The Idea
David Park started his first company at 16. A clothing brand, run out of his high school. It failed, and he lost all his money. But seeing strangers wearing something he'd made gave him a taste he never shook off.
So he dropped out of UC San Diego, where he was studying literature, to go full time on a tech startup, funded by a man he'd met on a plane. That one failed too. Then a dating app. Then a tool for adding people across social platforms. Four startups. Eight years. Nothing.
By 27 he was back in his parents' house with no money and a literature degree he never finished.
What he did have was a co-founder, Henry Mao, who could actually build, and a shared obsession with natural language processing. In 2019 they pointed GPT-2 at the one problem David understood better than anyone: writing is slow. The first version did exactly one thing. It made writers roughly 10 to 20 percent faster.
That was it. That was the whole product. This was the beginning of Jenni AI.
The Execution
- 2019: Park co-founded Jenni AI with Henry Mao. The MVP was built on top of GPT-2 and helped writers write 10 to 20 percent faster. That was all it did. They built a content agency around it and used their own product as an internal tool.
- 2020: GPT-3 arrived and broke their business model in the best way. They cut the human writers out entirely and switched from agency to SaaS, then made it better by removing features. Cutting things made the product and the vision clearer.
- 2021 to 2022: The dark years. Revenue sat flat at $2,000 a month for almost eighteen months while Park cold called for customers. The founders moved to Malaysia purely to make the runway last longer.
- 2022: Near-death. Nearly out of funds, Park almost lost a $250,000 deal with a Korean VC over a simple oversight, and only saved the company by raising from another US investor to extend the runway. The $100,000 that kept the lights on came from a Jason Calacanis scout who happened to hear him on a small podcast, at a point when David's bank balance was in single figures.
- 2023: The break. A viral X thread by Zain Kahn sent users to the site at a rate of 10 every second. After that, Jenni grew 15 to 20 percent month over month.
- 2023: Then he got cancer. Diagnosed with thyroid cancer just as the company finally took off, Park's fear wasn't dying, it was his voice: "The most worrying part was that my voice might be damaged. I thought about bolting out of surgery." He had the operation. He didn't sell the company. He hired.
- 2024: Jenni hit $6.4M ARR with $150,000 in monthly EBITDA, built on a distribution engine most founders ignore entirely: short-form video that racked up nearly 250 million views.
- 2025: Starter Story published how a 27-year-old grew Jenni AI to $5M ARR in two years. The video passed a million views on YouTube. Meanwhile MRR climbed from $560K in early 2025 to $730K by September and $800K by December, with a 23-person team and roughly 83% gross margins.

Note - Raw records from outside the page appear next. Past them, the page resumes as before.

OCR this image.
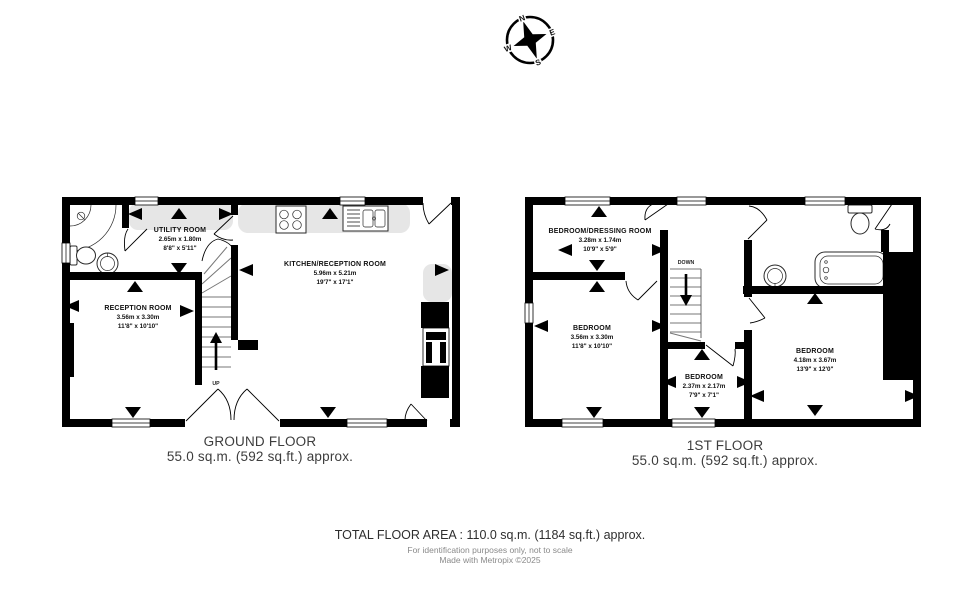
N
E
S
W
UP
UTILITY ROOM
2.65m x 1.80m
8'8" x 5'11"
KITCHEN/RECEPTION ROOM
5.96m x 5.21m
19'7" x 17'1"
RECEPTION ROOM
3.56m x 3.30m
11'8" x 10'10"
DOWN
BEDROOM/DRESSING ROOM
3.28m x 1.74m
10'9" x 5'9"
BEDROOM
3.56m x 3.30m
11'8" x 10'10"
BEDROOM
2.37m x 2.17m
7'9" x 7'1"
BEDROOM
4.18m x 3.67m
13'9" x 12'0"
GROUND FLOOR
55.0 sq.m. (592 sq.ft.) approx.
1ST FLOOR
55.0 sq.m. (592 sq.ft.) approx.
TOTAL FLOOR AREA : 110.0 sq.m. (1184 sq.ft.) approx.
For identification purposes only, not to scale
Made with Metropix ©2025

- Today: Jenni AI is a $10M/year profitable business with over 5 million users, bootstrapped beyond a single $100,000 angel cheque, built by a man who failed four times before he was 27.
The lesson?
Jenni AI looks like an overnight AI success. It was eighteen months flat at $2,000 a month, four dead startups before that, and a cancer diagnosis in the middle. Park's edge was never the model. Everyone got GPT-3 on the same day. His edge was that a decade of failing had already taught him that distribution is the entire game and product is only table stakes, so he pours 80% of his energy into the part most founders treat as an afterthought. Everyone saw the same technology. Park was just the one who'd already learned how to make people look.